Maven project version inheritance - do I have to specify the parent version?
EDIT: Since Maven 3.5.0 there is a nice solution for this using ${revision}
placeholder. See FrVaBe's answer for details. For previous Maven versions see my original answer below.
No, there isn't. You always have to specify parent's version. Fortunately, it is inherited as the module's version what is desirable in most cases. Moreover, this parent's version declaration is bumped automatically by Maven Release Plugin, so - in fact - it's not a problem that you have version in 2 places as long as you use Maven Release Plugin for releasing or just bumping versions.
Notice that there are some cases when this behaviour is actually pretty OK and gives more flexibility you may need. Sometimes you want to use some of previous parent's version to inherit, however that's not a mainstream case.
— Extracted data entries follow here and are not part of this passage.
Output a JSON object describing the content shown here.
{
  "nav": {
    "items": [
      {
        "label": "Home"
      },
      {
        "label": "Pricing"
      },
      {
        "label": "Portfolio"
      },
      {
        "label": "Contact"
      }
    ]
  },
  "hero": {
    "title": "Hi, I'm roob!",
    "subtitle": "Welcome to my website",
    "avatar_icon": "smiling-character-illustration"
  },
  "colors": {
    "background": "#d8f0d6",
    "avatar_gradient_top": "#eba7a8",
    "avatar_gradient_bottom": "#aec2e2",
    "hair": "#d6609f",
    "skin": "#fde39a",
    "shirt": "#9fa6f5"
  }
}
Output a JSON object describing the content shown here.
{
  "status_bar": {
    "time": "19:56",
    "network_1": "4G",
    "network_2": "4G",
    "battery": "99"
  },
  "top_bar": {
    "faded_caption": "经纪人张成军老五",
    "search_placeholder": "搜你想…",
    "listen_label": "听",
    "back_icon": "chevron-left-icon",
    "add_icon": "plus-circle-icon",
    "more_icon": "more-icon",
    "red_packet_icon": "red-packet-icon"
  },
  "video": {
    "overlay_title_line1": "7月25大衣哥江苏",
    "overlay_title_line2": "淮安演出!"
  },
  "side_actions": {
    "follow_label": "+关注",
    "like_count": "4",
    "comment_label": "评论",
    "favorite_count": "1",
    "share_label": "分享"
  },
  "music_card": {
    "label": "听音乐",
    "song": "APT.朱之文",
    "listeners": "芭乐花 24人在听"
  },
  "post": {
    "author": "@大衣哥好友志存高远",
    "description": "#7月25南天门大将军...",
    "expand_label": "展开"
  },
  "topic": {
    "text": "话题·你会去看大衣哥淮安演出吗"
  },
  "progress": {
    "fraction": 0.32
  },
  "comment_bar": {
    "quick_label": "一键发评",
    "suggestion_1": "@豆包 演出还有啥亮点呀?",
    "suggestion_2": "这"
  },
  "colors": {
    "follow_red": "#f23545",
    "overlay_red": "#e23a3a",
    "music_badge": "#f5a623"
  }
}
Since Maven 3.5.0 you can use the ${revision}
placeholder for that. The use is documented here: Maven CI Friendly Versions.
In short the parent pom looks like this (quoted from the Apache documentation):
<project>
<modelVersion>4.0.0</modelVersion>
<parent>
<groupId>org.apache</groupId>
<artifactId>apache</artifactId>
<version>18</version>
</parent>
<groupId>org.apache.maven.ci</groupId>
<artifactId>ci-parent</artifactId>
<name>First CI Friendly</name>
<version>${revision}</version>
...
<properties>
<revision>1.0.0-SNAPSHOT</revision>
</properties>
<modules>
<module>child1</module>
..
</modules>
</project>
and the child pom like this
<project>
<modelVersion>4.0.0</modelVersion>
<parent>
<groupId>org.apache.maven.ci</groupId>
<artifactId>ci-parent</artifactId>
<version>${revision}</version>
</parent>
<groupId>org.apache.maven.ci</groupId>
<artifactId>ci-child</artifactId>
...
</project>
You also have to use the Flatten Maven Plugin to generate pom documents with the dedicated version number included for deployment. The HowTo is documented in the linked documentation.
Also @khmarbaise wrote a nice blob post about this feature: Maven: POM Files Without a Version in It?